Last year, I first ideated media literacy in India as a solution to a wide range of issues in democracy. In this article, I pitched it as a potential component of school curricula. Today, I am launching a volunteer-based movement. Please pitch in if this interests you.Children are often taught to respect information – both the written as well as the spoken word. To scribble on books is taboo, and to read newspapers and watch news channels is the most impressive habit you can develop. It’s not too surprising then, that we grow up to have a strange reverence towards the media. We start depending on the media we consume, and treating it as unquestionable. [For example, how often have you heard this sentence said with deep faith: “They showed it on the news.” We love sharing information with others, and attribute it to “the news”.]
It gets worse when the reverence grows into fantasy. Flashy news anchors and highly-connected journalists recording themselves with their feet deep in flood water seem like a world to be admired with wonder, not questioned with doubt. The news, in effect, becomes as glamorous as the cinema world for a significant part of the society.
What happens when the media begins to falter? The democracy cracks.
Democracy depends on its institutions. The top three institutions – our government, our lawmakers and our judges – hold each other to account, so that none of them ever becomes so powerful or incompetent that the essence of democracy crumbles. They are rightly called “checks and balances”.
The “fourth pillar”, the media, attempts to hold each of them to account. Who will hold the media to account when it starts to cave in to forces that do not have our best interests in mind?
The Media Literacy Project: What and Why
We do not get angry enough about our news media, because there is something dangerously godly about the media. It seems to carry with itself a fancy, irresistible lure.
We must be terribly ignorant people, if our anger is limited to wrong questions like: “Why does the media show only negative things?” or “Why does the media always criticise?” [Short answer, by the way: That is the media’s job.

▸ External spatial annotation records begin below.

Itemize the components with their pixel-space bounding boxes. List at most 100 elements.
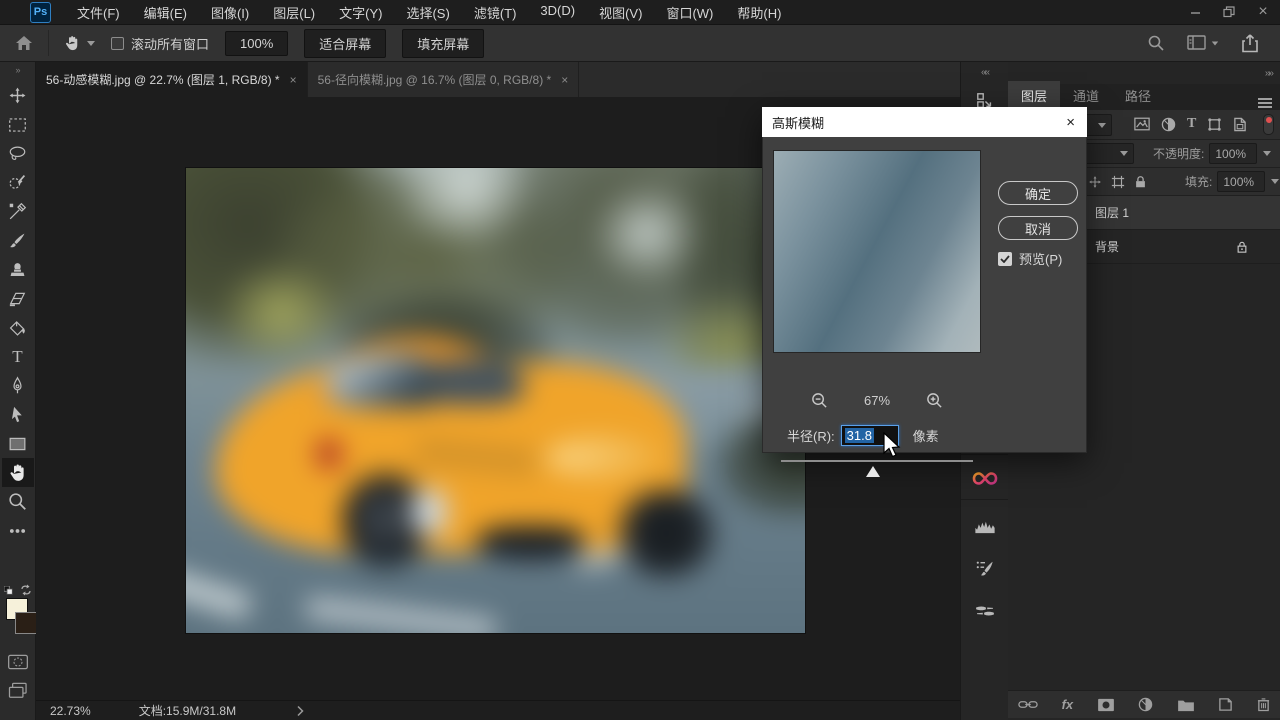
quick-selection-tool[interactable] [2, 168, 34, 197]
brushes-panel-icon[interactable] [961, 594, 1009, 628]
menu-edit[interactable]: 编辑(E) [132, 0, 199, 25]
path-select-tool[interactable] [2, 400, 34, 429]
menu-select[interactable]: 选择(S) [394, 0, 461, 25]
add-layer-mask-icon[interactable] [1097, 698, 1115, 712]
dialog-close-icon[interactable]: × [1066, 114, 1075, 131]
minimize-button[interactable] [1178, 0, 1212, 24]
swap-colors-icon[interactable] [20, 584, 32, 596]
opacity-chevron-icon[interactable] [1263, 151, 1271, 156]
hand-tool-chevron-icon[interactable] [87, 41, 95, 46]
tab-channels[interactable]: 通道 [1060, 81, 1112, 110]
tab-close-icon[interactable]: × [290, 73, 297, 87]
marquee-tool[interactable] [2, 110, 34, 139]
toolbar-collapse-icon[interactable]: » [0, 62, 35, 75]
document-tab-motion-blur[interactable]: 56-动感模糊.jpg @ 22.7% (图层 1, RGB/8) * × [36, 62, 308, 97]
zoom-out-icon[interactable] [811, 392, 828, 409]
background-color-swatch[interactable] [15, 612, 37, 634]
fill-label: 填充: [1185, 173, 1212, 190]
pen-tool[interactable] [2, 371, 34, 400]
home-icon[interactable] [6, 34, 42, 52]
lasso-tool[interactable] [2, 139, 34, 168]
filter-type-layers-icon[interactable]: T [1187, 116, 1196, 132]
shape-tool[interactable] [2, 429, 34, 458]
lock-artboard-icon[interactable] [1111, 175, 1125, 189]
hand-tool[interactable] [2, 458, 34, 487]
zoom-in-icon[interactable] [926, 392, 943, 409]
histogram-panel-icon[interactable] [961, 510, 1009, 544]
status-zoom-level[interactable]: 22.73% [50, 704, 91, 718]
type-tool[interactable]: T [2, 342, 34, 371]
hand-tool-option-icon[interactable] [55, 34, 103, 52]
clone-stamp-tool[interactable] [2, 255, 34, 284]
dialog-title-bar[interactable]: 高斯模糊 × [762, 107, 1087, 137]
photoshop-window: Ps 文件(F) 编辑(E) 图像(I) 图层(L) 文字(Y) 选择(S) 滤… [0, 0, 1280, 720]
screen-mode-icon[interactable] [8, 682, 28, 699]
panel-menu-icon[interactable] [1258, 96, 1272, 110]
eraser-tool[interactable] [2, 284, 34, 313]
fit-screen-button[interactable]: 适合屏幕 [304, 29, 386, 58]
menu-help[interactable]: 帮助(H) [725, 0, 793, 25]
tab-close-icon[interactable]: × [561, 73, 568, 87]
search-icon[interactable] [1136, 34, 1176, 52]
expand-panels-icon[interactable]: «« [961, 62, 1008, 78]
filter-adjustment-layers-icon[interactable] [1161, 117, 1176, 132]
menu-filter[interactable]: 滤镜(T) [462, 0, 529, 25]
zoom-tool[interactable] [2, 487, 34, 516]
cancel-button[interactable]: 取消 [998, 216, 1078, 240]
edit-toolbar-ellipsis-icon[interactable] [2, 516, 34, 545]
workspace-selector-icon[interactable] [1176, 35, 1230, 51]
share-icon[interactable] [1230, 34, 1270, 53]
fill-value[interactable]: 100% [1217, 171, 1265, 192]
link-layers-icon[interactable] [1018, 699, 1038, 710]
delete-layer-icon[interactable] [1257, 697, 1270, 712]
lock-all-icon[interactable] [1134, 175, 1147, 189]
menu-view[interactable]: 视图(V) [587, 0, 654, 25]
tab-paths[interactable]: 路径 [1112, 81, 1164, 110]
blur-preview-thumbnail[interactable] [773, 150, 981, 353]
fill-chevron-icon[interactable] [1271, 179, 1279, 184]
filter-toggle-switch[interactable] [1263, 114, 1274, 135]
layer-name[interactable]: 背景 [1095, 238, 1119, 255]
quick-mask-icon[interactable] [7, 654, 29, 670]
scroll-all-windows-checkbox[interactable]: 滚动所有窗口 [111, 34, 209, 53]
new-adjustment-layer-icon[interactable] [1138, 697, 1153, 712]
brush-settings-panel-icon[interactable] [961, 552, 1009, 586]
radius-slider-track[interactable] [781, 460, 973, 462]
opacity-value[interactable]: 100% [1209, 143, 1257, 164]
menu-3d[interactable]: 3D(D) [528, 0, 587, 25]
photoshop-logo-icon: Ps [30, 2, 51, 23]
workspace-chevron-icon[interactable] [1212, 41, 1218, 45]
menu-window[interactable]: 窗口(W) [654, 0, 725, 25]
checkbox-box[interactable] [111, 37, 124, 50]
radius-slider-thumb[interactable] [866, 466, 880, 477]
new-group-icon[interactable] [1177, 698, 1195, 712]
lock-position-icon[interactable] [1088, 175, 1102, 189]
filter-shape-layers-icon[interactable] [1207, 117, 1222, 132]
menu-type[interactable]: 文字(Y) [327, 0, 394, 25]
brush-tool[interactable] [2, 226, 34, 255]
status-expand-icon[interactable] [296, 705, 304, 717]
filter-smart-objects-icon[interactable] [1233, 117, 1247, 132]
checkbox-checked-icon[interactable] [998, 252, 1012, 266]
close-window-button[interactable]: × [1246, 0, 1280, 24]
zoom-100-button[interactable]: 100% [225, 31, 288, 56]
collapse-panels-icon[interactable]: »» [1265, 68, 1272, 79]
default-colors-icon[interactable] [4, 586, 13, 595]
canvas-image[interactable] [186, 168, 805, 633]
ok-button[interactable]: 确定 [998, 181, 1078, 205]
filter-pixel-layers-icon[interactable] [1134, 117, 1150, 131]
fill-screen-button[interactable]: 填充屏幕 [402, 29, 484, 58]
menu-layer[interactable]: 图层(L) [261, 0, 327, 25]
preview-checkbox[interactable]: 预览(P) [998, 249, 1062, 268]
new-layer-icon[interactable] [1218, 697, 1233, 712]
tab-layers[interactable]: 图层 [1008, 81, 1060, 110]
gradient-bucket-tool[interactable] [2, 313, 34, 342]
document-tab-radial-blur[interactable]: 56-径向模糊.jpg @ 16.7% (图层 0, RGB/8) * × [308, 62, 580, 97]
layer-name[interactable]: 图层 1 [1095, 204, 1129, 221]
eyedropper-tool[interactable] [2, 197, 34, 226]
menu-file[interactable]: 文件(F) [65, 0, 132, 25]
move-tool[interactable] [2, 81, 34, 110]
layer-style-fx-icon[interactable]: fx [1062, 697, 1074, 712]
menu-image[interactable]: 图像(I) [199, 0, 261, 25]
restore-button[interactable] [1212, 0, 1246, 24]
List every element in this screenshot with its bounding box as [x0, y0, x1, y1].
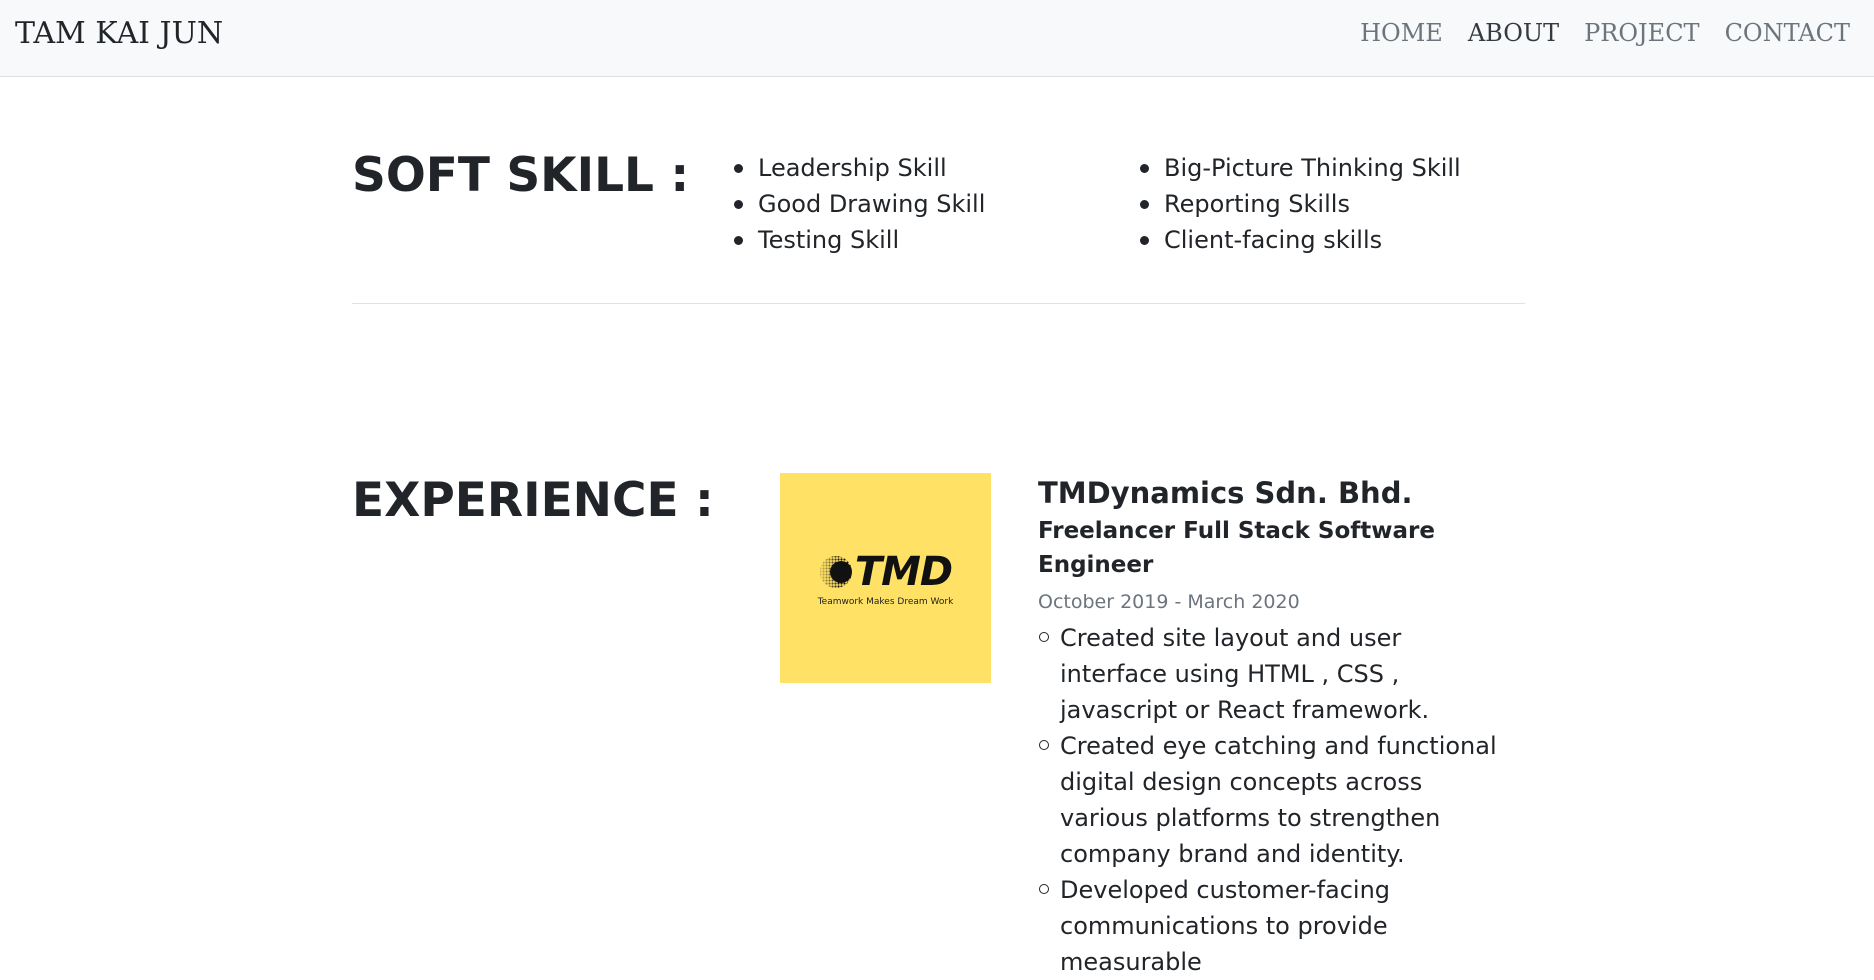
company-name: TMDynamics Sdn. Bhd.: [1038, 476, 1413, 510]
logo-tagline: Teamwork Makes Dream Work: [817, 597, 954, 607]
skill-item: Leadership Skill: [732, 150, 985, 186]
experience-title: EXPERIENCE :: [352, 473, 714, 528]
job-role: Freelancer Full Stack Software Engineer: [1038, 518, 1435, 578]
skill-item: Big-Picture Thinking Skill: [1138, 150, 1461, 186]
soft-skill-list-left: Leadership Skill Good Drawing Skill Test…: [732, 150, 985, 258]
nav-home-link[interactable]: HOME: [1360, 19, 1443, 47]
logo-text: TMD: [854, 549, 953, 595]
skill-item: Good Drawing Skill: [732, 186, 985, 222]
employment-dates: October 2019 - March 2020: [1038, 591, 1300, 613]
skill-item: Client-facing skills: [1138, 222, 1461, 258]
brand-link[interactable]: TAM KAI JUN: [15, 16, 223, 51]
logo-mark: TMD: [819, 549, 953, 595]
duty-item: Developed customer-facing communications…: [1038, 872, 1508, 980]
nav-contact-link[interactable]: CONTACT: [1725, 19, 1850, 47]
skill-item: Testing Skill: [732, 222, 985, 258]
section-divider: [352, 303, 1525, 304]
nav-about-link[interactable]: ABOUT: [1468, 19, 1559, 47]
navbar: TAM KAI JUN HOME ABOUT PROJECT CONTACT: [0, 0, 1874, 77]
company-logo: TMD Teamwork Makes Dream Work: [780, 473, 991, 683]
soft-skill-title: SOFT SKILL :: [352, 148, 690, 203]
nav-project-link[interactable]: PROJECT: [1584, 19, 1699, 47]
experience-details: TMDynamics Sdn. Bhd. Freelancer Full Sta…: [1038, 474, 1508, 980]
duty-item: Created site layout and user interface u…: [1038, 620, 1508, 728]
nav-links: HOME ABOUT PROJECT CONTACT: [1360, 19, 1850, 47]
skill-item: Reporting Skills: [1138, 186, 1461, 222]
soft-skill-list-right: Big-Picture Thinking Skill Reporting Ski…: [1138, 150, 1461, 258]
halftone-globe-icon: [819, 556, 852, 588]
duty-item: Created eye catching and functional digi…: [1038, 728, 1508, 872]
duties-list: Created site layout and user interface u…: [1038, 620, 1508, 980]
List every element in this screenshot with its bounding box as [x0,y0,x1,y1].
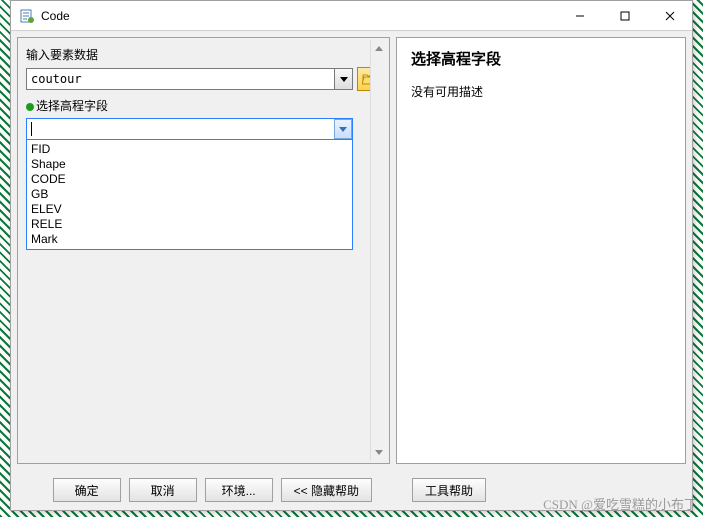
content-area: 输入要素数据 选择高程字段 FID Shape CODE GB [11,31,692,470]
elevation-field-dropdown-button[interactable] [334,119,352,139]
required-marker-icon [26,103,34,111]
input-feature-label: 输入要素数据 [26,46,381,63]
elevation-field-input[interactable] [26,118,353,140]
titlebar: Code [11,1,692,31]
window-title: Code [41,9,557,23]
environments-button[interactable]: 环境... [205,478,273,502]
watermark: CSDN @爱吃雪糕的小布丁 [543,494,697,513]
list-item[interactable]: CODE [27,172,352,187]
help-panel: 选择高程字段 没有可用描述 [396,37,686,464]
input-feature-row [26,67,381,91]
list-item[interactable]: Shape [27,157,352,172]
list-item[interactable]: Mark [27,232,352,247]
tool-help-button[interactable]: 工具帮助 [412,478,486,502]
help-body: 没有可用描述 [411,83,671,100]
list-item[interactable]: RELE [27,217,352,232]
ok-button[interactable]: 确定 [53,478,121,502]
panel-scrollbar[interactable] [370,40,387,461]
text-caret [31,122,32,136]
input-feature-field[interactable] [26,68,335,90]
close-button[interactable] [647,1,692,30]
list-item[interactable]: ELEV [27,202,352,217]
hide-help-button[interactable]: << 隐藏帮助 [281,478,372,502]
cancel-button[interactable]: 取消 [129,478,197,502]
scroll-up-button[interactable] [371,40,387,57]
help-title: 选择高程字段 [411,48,671,69]
input-feature-dropdown-button[interactable] [335,68,353,90]
minimize-button[interactable] [557,1,602,30]
maximize-button[interactable] [602,1,647,30]
app-icon [19,8,35,24]
dialog-window: Code 输入要素数据 选择高程字段 [10,0,693,511]
elevation-field-label: 选择高程字段 [26,97,381,114]
parameters-panel: 输入要素数据 选择高程字段 FID Shape CODE GB [17,37,390,464]
list-item[interactable]: FID [27,142,352,157]
elevation-field-dropdown-list: FID Shape CODE GB ELEV RELE Mark [26,140,353,250]
list-item[interactable]: GB [27,187,352,202]
elevation-field-combo[interactable]: FID Shape CODE GB ELEV RELE Mark [26,118,353,140]
window-controls [557,1,692,30]
scroll-down-button[interactable] [371,444,387,461]
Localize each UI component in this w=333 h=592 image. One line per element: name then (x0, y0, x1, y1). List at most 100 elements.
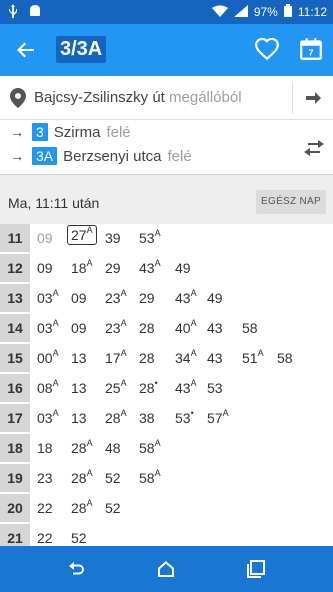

Instead, we need to be restless when it’s raining positivity on the news.]
And, we must be terribly weak people, if our anger over sensationalism and noisy TV fights does not lead to boycott and complaints. [Short answer, again: Sensationalism and noise work because we watch it.]
To make sure that the fourth pillar of democracy works, we need a large-scale media literacy movement in India.
Reverence and fantasy are not what the media is for.
The media, as the fourth pillar of democracy, is an arm of our civil society, with accountability and great responsibility. It is responsible for our minds – what we know, how we think, who we like and dislike, and what opinions we hold.
It is meant to inform us everything we need to know to form informed facts and opinion. It is supposed to protect us from misinformation, hold government to account [and hence pounce on their wrongdoings], hold ourselves to account [in our fight against gender inequality, caste and mutual injustice, as much as against political injustice] and mobilise us to make democracy work.
The news needs anger against it, when it starts
- feasting on our fears and insecurities,
- consistently praising the government,
- gets lazy,
- gets motivated in its selection and omission of news and views,
- gets biased.
Journalism is a pillar of democracy that we are exposed to much more than we are to the judges, the government and our leaders. Yet, our knowledge about it, our anger against it, and our demands for it are as good as non-existent.
We must talk about our relationship with the media. Everyone must – college students, professionals, high-income, low-income, daily wagers and top executives – because we all consume the media.
We need a movement that introduces media literacy in school curricula and trains young citizens and children on media consumption. This movement requires people from all walks of life, and not just journalists.
Examples of topics that media literacy covers: Fake news, understanding the psychology of propaganda, human insecurities, media ownership, the world of misinformation, advertising, political impact, press freedom and freedom of speech, gender in media, cinema, caste, political correctness, and much more.